= Will Pappenheimer =

American multi-media artist

Will Pappenheimer is an American multi-media artist and a founding member of the artist collective Manifest.AR. The son of Harvard University physiology professor John Pappenheimer (1915–2007) he received his under graduate degree from Harvard and then did his graduate studies at the School of the Museum of Fine Arts, Boston, where he received his MFA. His work was featured in the 2011 edition of "Lights on Tampa" the jury for which included Dave Hickey and Jerry Saltz. Pappenheimer is an associate professor at Pace University in New York City. in 2008 he was given a traveling road scholar grant awarded to alumni of the museum school which he used to create a piece on the mating pattern of the golden bowerbird a species native to the rainforests in the Tablelands of Queensland, Australia. The work from this endeavor was then shown in a subsequent exhibition at the Boston Museum of Fine Arts.
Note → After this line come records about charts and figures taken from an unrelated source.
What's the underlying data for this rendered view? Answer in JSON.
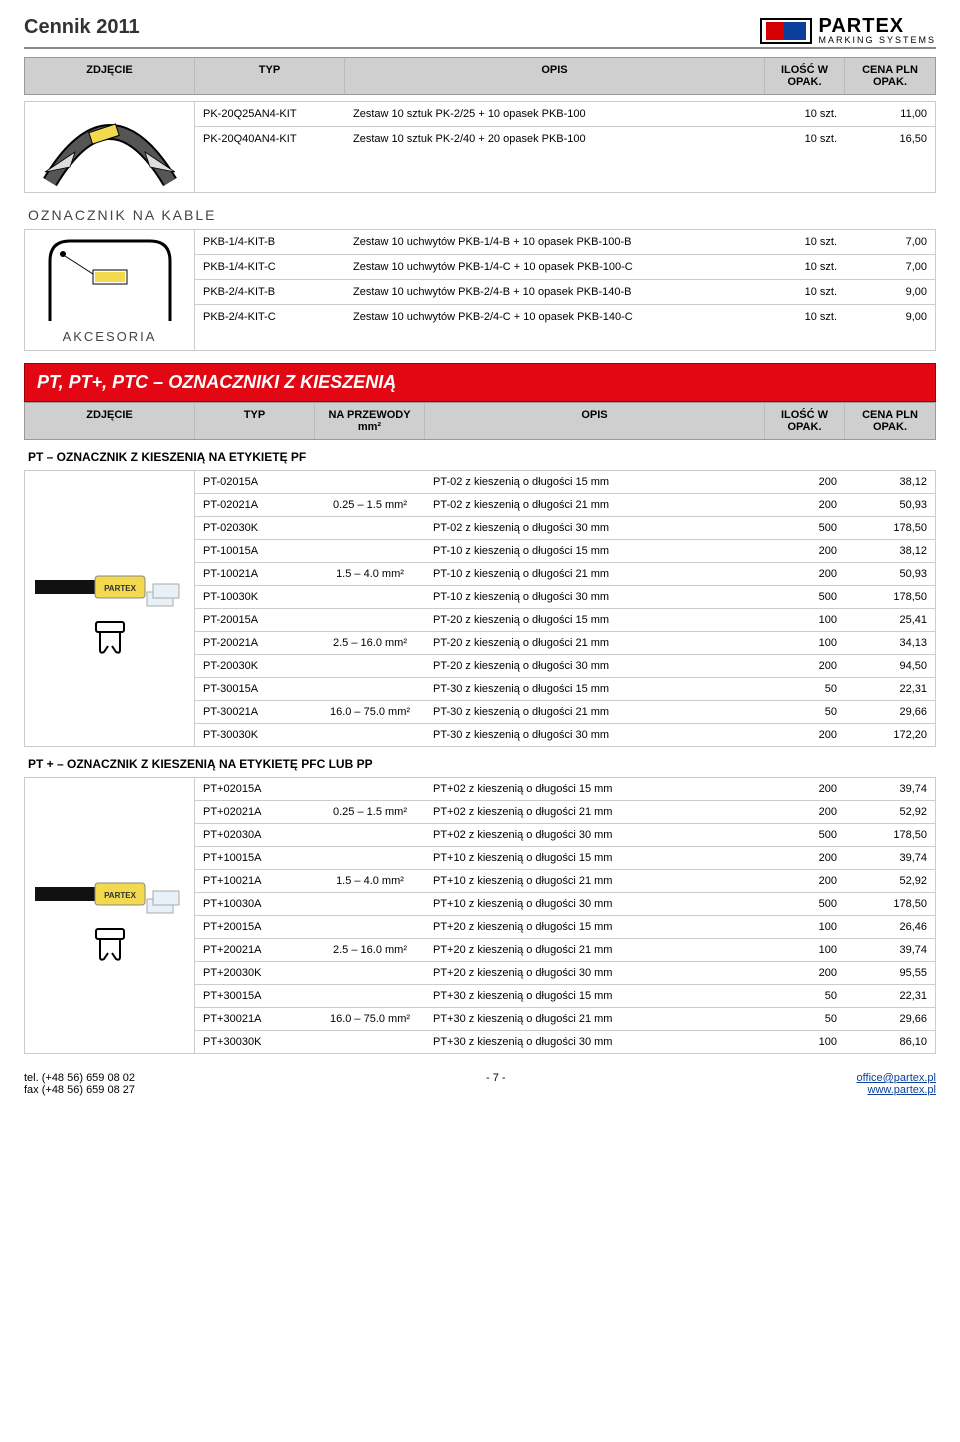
{
  "header": {
    "title": "Cennik 2011",
    "brand_big": "PARTEX",
    "brand_small": "MARKING SYSTEMS"
  },
  "topHeader": {
    "photo": "ZDJĘCIE",
    "typ": "TYP",
    "opis": "OPIS",
    "qty": "ILOŚĆ W OPAK.",
    "price": "CENA PLN OPAK."
  },
  "block1": {
    "rows": [
      {
        "typ": "PK-20Q25AN4-KIT",
        "opis": "Zestaw 10 sztuk PK-2/25 + 10 opasek PKB-100",
        "qty": "10 szt.",
        "price": "11,00"
      },
      {
        "typ": "PK-20Q40AN4-KIT",
        "opis": "Zestaw 10 sztuk PK-2/40 + 20 opasek PKB-100",
        "qty": "10 szt.",
        "price": "16,50"
      }
    ]
  },
  "labels": {
    "oznacznik_na_kable": "OZNACZNIK NA KABLE",
    "akcesoria": "AKCESORIA"
  },
  "block2": {
    "rows": [
      {
        "typ": "PKB-1/4-KIT-B",
        "opis": "Zestaw 10 uchwytów PKB-1/4-B + 10 opasek PKB-100-B",
        "qty": "10 szt.",
        "price": "7,00"
      },
      {
        "typ": "PKB-1/4-KIT-C",
        "opis": "Zestaw 10 uchwytów PKB-1/4-C + 10 opasek PKB-100-C",
        "qty": "10 szt.",
        "price": "7,00"
      },
      {
        "typ": "PKB-2/4-KIT-B",
        "opis": "Zestaw 10 uchwytów PKB-2/4-B + 10 opasek PKB-140-B",
        "qty": "10 szt.",
        "price": "9,00"
      },
      {
        "typ": "PKB-2/4-KIT-C",
        "opis": "Zestaw 10 uchwytów PKB-2/4-C + 10 opasek PKB-140-C",
        "qty": "10 szt.",
        "price": "9,00"
      }
    ]
  },
  "redBar": "PT, PT+, PTC – OZNACZNIKI Z KIESZENIĄ",
  "header5": {
    "photo": "ZDJĘCIE",
    "typ": "TYP",
    "wire": "NA PRZEWODY mm²",
    "opis": "OPIS",
    "qty": "ILOŚĆ W OPAK.",
    "price": "CENA PLN OPAK."
  },
  "sections": [
    {
      "title": "PT – OZNACZNIK Z KIESZENIĄ NA ETYKIETĘ PF",
      "groups": [
        {
          "wire": "0.25 – 1.5 mm²",
          "rows": [
            {
              "typ": "PT-02015A",
              "opis": "PT-02 z kieszenią o długości 15 mm",
              "qty": "200",
              "price": "38,12"
            },
            {
              "typ": "PT-02021A",
              "opis": "PT-02 z kieszenią o długości 21 mm",
              "qty": "200",
              "price": "50,93"
            },
            {
              "typ": "PT-02030K",
              "opis": "PT-02 z kieszenią o długości 30 mm",
              "qty": "500",
              "price": "178,50"
            }
          ]
        },
        {
          "wire": "1.5 – 4.0 mm²",
          "rows": [
            {
              "typ": "PT-10015A",
              "opis": "PT-10 z kieszenią o długości 15 mm",
              "qty": "200",
              "price": "38,12"
            },
            {
              "typ": "PT-10021A",
              "opis": "PT-10 z kieszenią o długości 21 mm",
              "qty": "200",
              "price": "50,93"
            },
            {
              "typ": "PT-10030K",
              "opis": "PT-10 z kieszenią o długości 30 mm",
              "qty": "500",
              "price": "178,50"
            }
          ]
        },
        {
          "wire": "2.5 – 16.0 mm²",
          "rows": [
            {
              "typ": "PT-20015A",
              "opis": "PT-20 z kieszenią o długości 15 mm",
              "qty": "100",
              "price": "25,41"
            },
            {
              "typ": "PT-20021A",
              "opis": "PT-20 z kieszenią o długości 21 mm",
              "qty": "100",
              "price": "34,13"
            },
            {
              "typ": "PT-20030K",
              "opis": "PT-20 z kieszenią o długości 30 mm",
              "qty": "200",
              "price": "94,50"
            }
          ]
        },
        {
          "wire": "16.0 – 75.0 mm²",
          "rows": [
            {
              "typ": "PT-30015A",
              "opis": "PT-30 z kieszenią o długości 15 mm",
              "qty": "50",
              "price": "22,31"
            },
            {
              "typ": "PT-30021A",
              "opis": "PT-30 z kieszenią o długości 21 mm",
              "qty": "50",
              "price": "29,66"
            },
            {
              "typ": "PT-30030K",
              "opis": "PT-30 z kieszenią o długości 30 mm",
              "qty": "200",
              "price": "172,20"
            }
          ]
        }
      ]
    },
    {
      "title": "PT + – OZNACZNIK Z KIESZENIĄ NA ETYKIETĘ PFC LUB PP",
      "groups": [
        {
          "wire": "0.25 – 1.5 mm²",
          "rows": [
            {
              "typ": "PT+02015A",
              "opis": "PT+02 z kieszenią o długości 15 mm",
              "qty": "200",
              "price": "39,74"
            },
            {
              "typ": "PT+02021A",
              "opis": "PT+02 z kieszenią o długości 21 mm",
              "qty": "200",
              "price": "52,92"
            },
            {
              "typ": "PT+02030A",
              "opis": "PT+02 z kieszenią o długości 30 mm",
              "qty": "500",
              "price": "178,50"
            }
          ]
        },
        {
          "wire": "1.5 – 4.0 mm²",
          "rows": [
            {
              "typ": "PT+10015A",
              "opis": "PT+10 z kieszenią o długości 15 mm",
              "qty": "200",
              "price": "39,74"
            },
            {
              "typ": "PT+10021A",
              "opis": "PT+10 z kieszenią o długości 21 mm",
              "qty": "200",
              "price": "52,92"
            },
            {
              "typ": "PT+10030A",
              "opis": "PT+10 z kieszenią o długości 30 mm",
              "qty": "500",
              "price": "178,50"
            }
          ]
        },
        {
          "wire": "2.5 – 16.0 mm²",
          "rows": [
            {
              "typ": "PT+20015A",
              "opis": "PT+20 z kieszenią o długości 15 mm",
              "qty": "100",
              "price": "26,46"
            },
            {
              "typ": "PT+20021A",
              "opis": "PT+20 z kieszenią o długości 21 mm",
              "qty": "100",
              "price": "39,74"
            },
            {
              "typ": "PT+20030K",
              "opis": "PT+20 z kieszenią o długości 30 mm",
              "qty": "200",
              "price": "95,55"
            }
          ]
        },
        {
          "wire": "16.0 – 75.0 mm²",
          "rows": [
            {
              "typ": "PT+30015A",
              "opis": "PT+30 z kieszenią o długości 15 mm",
              "qty": "50",
              "price": "22,31"
            },
            {
              "typ": "PT+30021A",
              "opis": "PT+30 z kieszenią o długości 21 mm",
              "qty": "50",
              "price": "29,66"
            },
            {
              "typ": "PT+30030K",
              "opis": "PT+30 z kieszenią o długości 30 mm",
              "qty": "100",
              "price": "86,10"
            }
          ]
        }
      ]
    }
  ],
  "footer": {
    "tel": "tel. (+48 56) 659 08 02",
    "fax": "fax (+48 56) 659 08 27",
    "page": "- 7 -",
    "email": "office@partex.pl",
    "web": "www.partex.pl"
  },
  "colors": {
    "red": "#e30613",
    "gray_header": "#cfcfcf",
    "border": "#cccccc",
    "link": "#0a3f9a"
  }
}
On November 19, 2014 the Whitney Museum of American Art said goodbye to their Marcel Breuer Madison Avenue home with a final commissioned work in the form of a Pappenheimer Whitney themed digital drug trip piece entitled "Proxy, 5-WM2A" and announced the opening of their new space by Renzo Piano in Manhattan's Meatpacking District adjoining the High Line on May 1, 2015.